Clinical Scorecard: High Incidence of False-Positive Results in Malaria Rapid Diagnostic Tests Among Ugandan Children Under Five
At a Glance
Category
Detail
Condition
Malaria diagnosis using rapid diagnostic tests (mRDTs)
Key Mechanisms
mRDTs detect HRP-2 antigen which can persist post-treatment causing false-positive results
Target Population
Children under 5 years old in Uganda
Care Setting
Point-of-care settings including drug shops, formal health clinics, and community health workers
Key Highlights
False-positive mRDTs (mRDT positive but microscopy negative) prevalence was 10.7% among under-5 children in Uganda.
False-positive results were more common in children with recent fever, recent antimalarial use, and comorbid anemia.
False-positive mRDTs contribute to overestimation of malaria prevalence and may lead to misdiagnosis and unnecessary antimalarial use.
Guideline-Based Recommendations
Diagnosis
Use microscopy as gold standard where feasible, though limited by resource constraints.
Interpret positive mRDT results cautiously in children with recent antimalarial treatment due to antigen persistence.
Consider clinical, environmental, and household factors to better predict false-positive mRDTs.
Management
Avoid unnecessary antimalarial treatment in cases suspected of false-positive mRDTs to prevent drug resistance.

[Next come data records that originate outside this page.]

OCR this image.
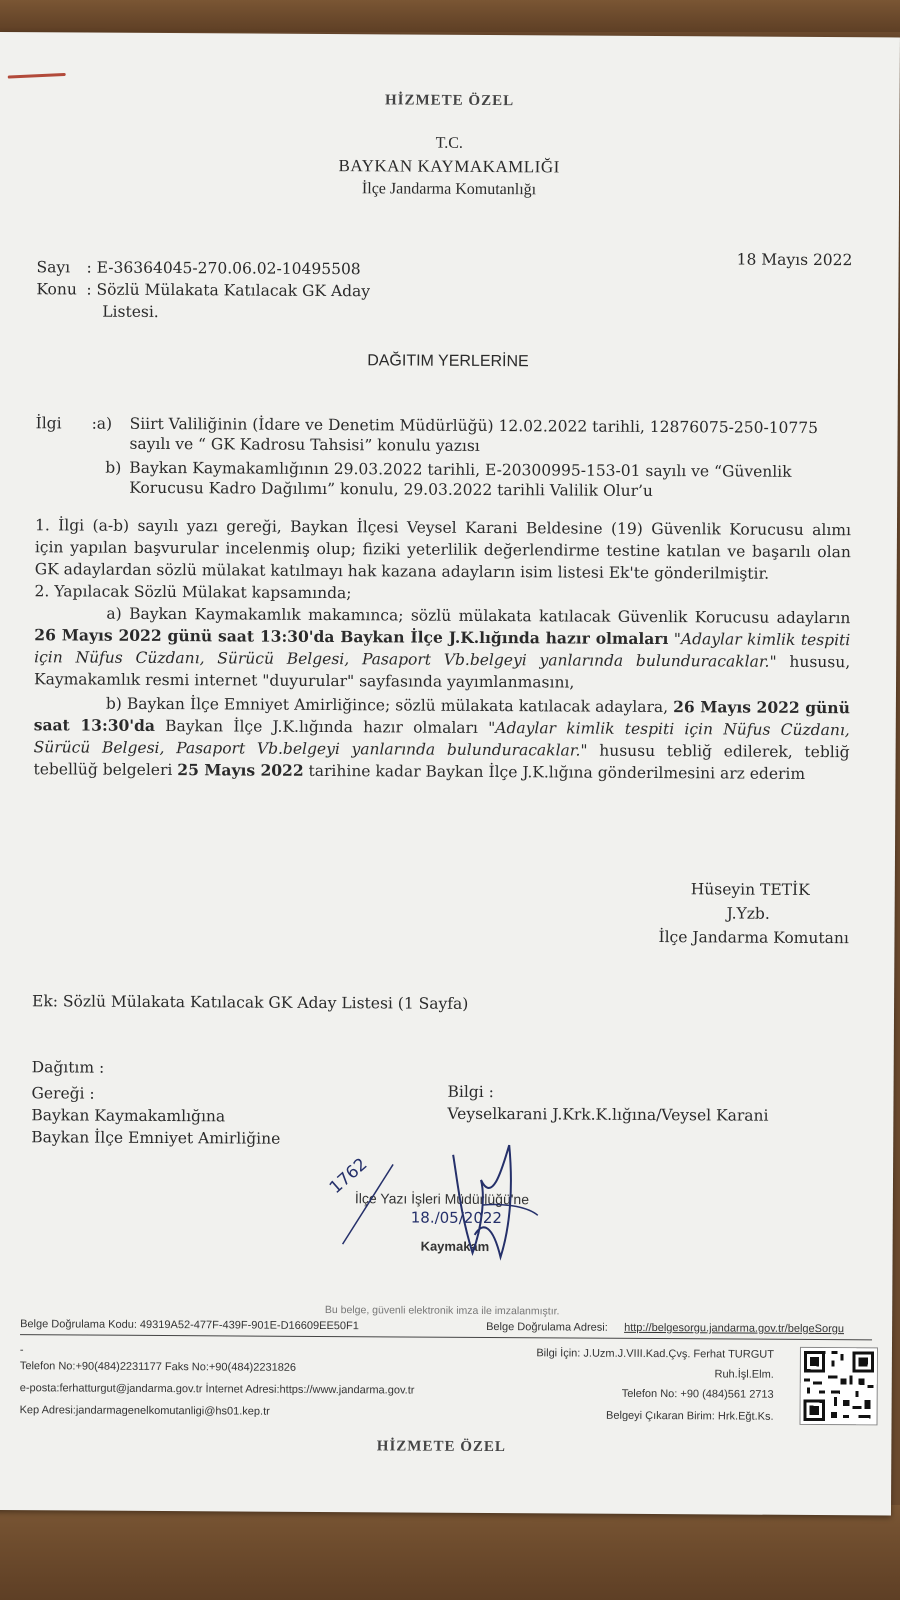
HİZMETE ÖZEL

T.C.

BAYKAN KAYMAKAMLIĞI

İlçe Jandarma Komutanlığı

Sayı : E-36364045-270.06.02-10495508	18 Mayıs 2022

Konu : Sözlü Mülakata Katılacak GK Aday

Listesi.

DAĞITIM YERLERİNE

İlgi :a) Siirt Valiliğinin (İdare ve Denetim Müdürlüğü) 12.02.2022 tarihli, 12876075-250-10775

sayılı ve “ GK Kadrosu Tahsisi” konulu yazısı

b) Baykan Kaymakamlığının 29.03.2022 tarihli, E-20300995-153-01 sayılı ve “Güvenlik

Korucusu Kadro Dağılımı” konulu, 29.03.2022 tarihli Valilik Olur’u

1. İlgi (a-b) sayılı yazı gereği, Baykan İlçesi Veysel Karani Beldesine (19) Güvenlik Korucusu alımı
için yapılan başvurular incelenmiş olup; fiziki yeterlilik değerlendirme testine katılan ve başarılı olan
GK adaylardan sözlü mülakat katılmayı hak kazana adayların isim listesi Ek'te gönderilmiştir.
2. Yapılacak Sözlü Mülakat kapsamında;
a) Baykan Kaymakamlık makamınca; sözlü mülakata katılacak Güvenlik Korucusu adayların
26 Mayıs 2022 günü saat 13:30'da Baykan İlçe J.K.lığında hazır olmaları "Adaylar kimlik tespiti
için Nüfus Cüzdanı, Sürücü Belgesi, Pasaport Vb.belgeyi yanlarında bulunduracaklar." hususu,
Kaymakamlık resmi internet "duyurular" sayfasında yayımlanmasını,
b) Baykan İlçe Emniyet Amirliğince; sözlü mülakata katılacak adaylara, 26 Mayıs 2022 günü
saat 13:30'da Baykan İlçe J.K.lığında hazır olmaları "Adaylar kimlik tespiti için Nüfus Cüzdanı,
Sürücü Belgesi, Pasaport Vb.belgeyi yanlarında bulunduracaklar." hususu tebliğ edilerek, tebliğ
tebellüğ belgeleri 25 Mayıs 2022 tarihine kadar Baykan İlçe J.K.lığına gönderilmesini arz ederim

Hüseyin TETİK

J.Yzb.

İlçe Jandarma Komutanı

Ek: Sözlü Mülakata Katılacak GK Aday Listesi (1 Sayfa)

Dağıtım :

Gereği :

Baykan Kaymakamlığına

Baykan İlçe Emniyet Amirliğine

Bilgi :

Veyselkarani J.Krk.K.lığına/Veysel Karani

1762

İlçe Yazı İşleri Müdürlüğü'ne

18./05/2022

Kaymakam

Bu belge, güvenli elektronik imza ile imzalanmıştır.

Belge Doğrulama Kodu: 49319A52-477F-439F-901E-D16609EE50F1	Belge Doğrulama Adresi: http://belgesorgu.jandarma.gov.tr/belgeSorgu

-

Telefon No:+90(484)2231177 Faks No:+90(484)2231826

e-posta:ferhatturgut@jandarma.gov.tr İnternet Adresi:https://www.jandarma.gov.tr

Kep Adresi:jandarmagenelkomutanligi@hs01.kep.tr

Bilgi İçin: J.Uzm.J.VIII.Kad.Çvş. Ferhat TURGUT

Ruh.İşl.Elm.

Telefon No: +90 (484)561 2713

Belgeyi Çıkaran Birim: Hrk.Eğt.Ks.

HİZMETE ÖZEL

Ensure management of nonmalarial febrile illnesses is not neglected when mRDT is positive but microscopy is negative.
Monitoring & Follow-up
Monitor regional malaria transmission intensity as it correlates with false-positive mRDT prevalence.
Track recent fever, antimalarial and antibiotic use, and anemia status to assess risk of false-positive results.
Risks
False-positive mRDTs may lead to misdiagnosis and inappropriate antimalarial use.
Overuse of antimalarials increases risk of Plasmodium resistance, particularly artemisinin resistance.
Nonmalarial febrile illnesses may be undertreated due to false-positive malaria diagnosis.
Patient & Prescribing Data
Children under 5 years old in Uganda presenting with fever or recent antimalarial use
False-positive mRDTs are common in this group, especially after recent antimalarial treatment, suggesting need for cautious prescribing to avoid unnecessary antimalarial use.
Clinical Best Practices
Use mRDTs as initial screening but confirm with microscopy when possible.
Consider recent clinical history including fever and antimalarial use before interpreting mRDT results.
Incorporate clinical, environmental, and household data to improve prediction of false-positive mRDTs.
Promote stewardship of antimalarial drugs to reduce resistance development.
Maintain vigilance for nonmalarial causes of fever despite positive mRDT results.